Reputation: 6179
We have a continuous integration pipeline on circleci that does the following:
The problem is with step 5. The push step takes 5 minutes every time. If I understand it correctly, docker hub is meant to cache layers so we don't have to re-push things like the base image and dependencies if they are not updated.
I ran the build twice in a row, and I see a lot of crossover in the hash of the layers being pushed. Yet rather than "Image already exists" I see "Image successfully pushed".
Here's the output of build 1's docker push, and here's build 2
If you diff those two files you'll see that only 2 layers differ in each build:
< ca44fed88be6: Buffering to Disk
< ca44fed88be6: Image successfully pushed
< 5dbd19bfac8a: Buffering to Disk
< 5dbd19bfac8a: Image successfully pushed
---
> 9136b10cfb72: Buffering to Disk
> 9136b10cfb72: Image successfully pushed
> 0388311b6857: Buffering to Disk
> 0388311b6857: Image successfully pushed
So why is it that all the images have to re-push every time?
Upvotes: 12
Views: 800
Reputation: 4708
The process should work as you described. In fact we're building all of our images in this way without problems. Usually there are just a few changes to the topmost layers and only those are pushed to the registry - otherwise the whole concept of image layers would be useless.
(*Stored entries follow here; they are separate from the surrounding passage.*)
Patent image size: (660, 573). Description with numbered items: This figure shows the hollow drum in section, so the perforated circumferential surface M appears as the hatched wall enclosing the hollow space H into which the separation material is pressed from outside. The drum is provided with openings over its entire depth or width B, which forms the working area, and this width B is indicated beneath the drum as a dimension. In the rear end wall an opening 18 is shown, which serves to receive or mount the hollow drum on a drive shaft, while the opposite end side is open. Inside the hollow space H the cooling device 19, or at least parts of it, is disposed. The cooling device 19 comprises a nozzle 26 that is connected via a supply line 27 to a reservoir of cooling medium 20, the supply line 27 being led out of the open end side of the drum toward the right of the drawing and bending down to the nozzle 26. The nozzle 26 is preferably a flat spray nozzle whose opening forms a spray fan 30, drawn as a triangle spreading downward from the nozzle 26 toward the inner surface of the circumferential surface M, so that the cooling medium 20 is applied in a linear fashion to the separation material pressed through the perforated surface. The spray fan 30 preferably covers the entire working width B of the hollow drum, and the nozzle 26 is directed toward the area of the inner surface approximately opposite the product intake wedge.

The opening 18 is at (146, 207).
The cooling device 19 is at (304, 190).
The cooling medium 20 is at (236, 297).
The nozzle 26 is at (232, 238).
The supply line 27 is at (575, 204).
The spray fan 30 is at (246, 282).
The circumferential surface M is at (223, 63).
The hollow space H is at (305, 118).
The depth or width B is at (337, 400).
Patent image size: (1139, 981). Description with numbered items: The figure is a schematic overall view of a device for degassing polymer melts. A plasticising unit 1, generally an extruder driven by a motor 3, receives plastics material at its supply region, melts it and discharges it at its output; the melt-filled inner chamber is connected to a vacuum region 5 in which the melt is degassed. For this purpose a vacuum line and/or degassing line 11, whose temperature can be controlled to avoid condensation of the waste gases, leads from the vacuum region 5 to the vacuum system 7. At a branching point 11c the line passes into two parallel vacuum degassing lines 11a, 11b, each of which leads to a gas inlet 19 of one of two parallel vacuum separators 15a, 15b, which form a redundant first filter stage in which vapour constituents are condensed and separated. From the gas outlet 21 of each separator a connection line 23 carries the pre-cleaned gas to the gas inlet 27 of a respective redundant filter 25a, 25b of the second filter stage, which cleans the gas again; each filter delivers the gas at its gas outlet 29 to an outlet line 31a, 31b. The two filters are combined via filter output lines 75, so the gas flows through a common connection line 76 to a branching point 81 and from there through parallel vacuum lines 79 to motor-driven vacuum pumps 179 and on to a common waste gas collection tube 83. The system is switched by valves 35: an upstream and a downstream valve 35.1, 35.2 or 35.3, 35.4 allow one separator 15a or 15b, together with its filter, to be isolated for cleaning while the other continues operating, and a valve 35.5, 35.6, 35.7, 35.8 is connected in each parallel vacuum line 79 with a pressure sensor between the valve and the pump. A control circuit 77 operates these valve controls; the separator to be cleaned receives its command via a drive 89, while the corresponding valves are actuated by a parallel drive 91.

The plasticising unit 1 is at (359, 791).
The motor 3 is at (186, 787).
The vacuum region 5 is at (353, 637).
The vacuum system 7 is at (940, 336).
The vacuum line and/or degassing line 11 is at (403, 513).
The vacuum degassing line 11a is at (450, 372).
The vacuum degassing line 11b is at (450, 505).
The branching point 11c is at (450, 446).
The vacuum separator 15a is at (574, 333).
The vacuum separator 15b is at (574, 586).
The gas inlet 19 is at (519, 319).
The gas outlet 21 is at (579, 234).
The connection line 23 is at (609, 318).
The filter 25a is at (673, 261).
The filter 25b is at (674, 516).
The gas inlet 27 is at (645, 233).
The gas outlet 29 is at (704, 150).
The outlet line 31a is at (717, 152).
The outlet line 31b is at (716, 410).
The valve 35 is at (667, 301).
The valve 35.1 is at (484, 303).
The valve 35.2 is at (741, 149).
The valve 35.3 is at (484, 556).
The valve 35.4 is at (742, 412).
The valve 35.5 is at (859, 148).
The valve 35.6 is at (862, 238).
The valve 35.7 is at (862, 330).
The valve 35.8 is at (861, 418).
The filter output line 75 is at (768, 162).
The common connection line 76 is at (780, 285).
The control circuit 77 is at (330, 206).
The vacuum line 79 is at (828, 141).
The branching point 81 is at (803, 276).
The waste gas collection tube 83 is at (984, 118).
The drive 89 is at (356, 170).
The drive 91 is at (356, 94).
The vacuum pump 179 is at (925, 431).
See here for an example. Only the two topmost layers have changed, are pushed for :latest
and for :4.0.2
there's no push at all. We're tagging images with git tags and for some projects we even tag images with git describe
- to get the rollback functionality, just in case.
You can get the project source-code also from GitHub to try it out.
A few things to note about the setup: We're using a self-hosted GitLab CI with a customized runner which runs docker
and docker-compose
on an isolated host with Docker 1.9.1, but that should not make any difference.
There may be also differences in the registry version, I had the feeling (but I am not 100% sure) that some older repos on DockerHub are still running on registry v1
, newer ones always on v2
- so you may try creating a new repo and see if the issue still occurs.
Please note that the behavior for tags described above does only apply when pushing the same image-name, if you push the same image layers with another name, you always need to push all layers, despite the fact that all layers should already exists on the registry, so I guess repo/image:mytag1
and repoimage:mytag2
actually go to repo/image
and the missing slash is just a typo.
Another cause could be that your images are built on different hosts on Circle CI, but then you should also get different layer IDs, so I think this is not very likely.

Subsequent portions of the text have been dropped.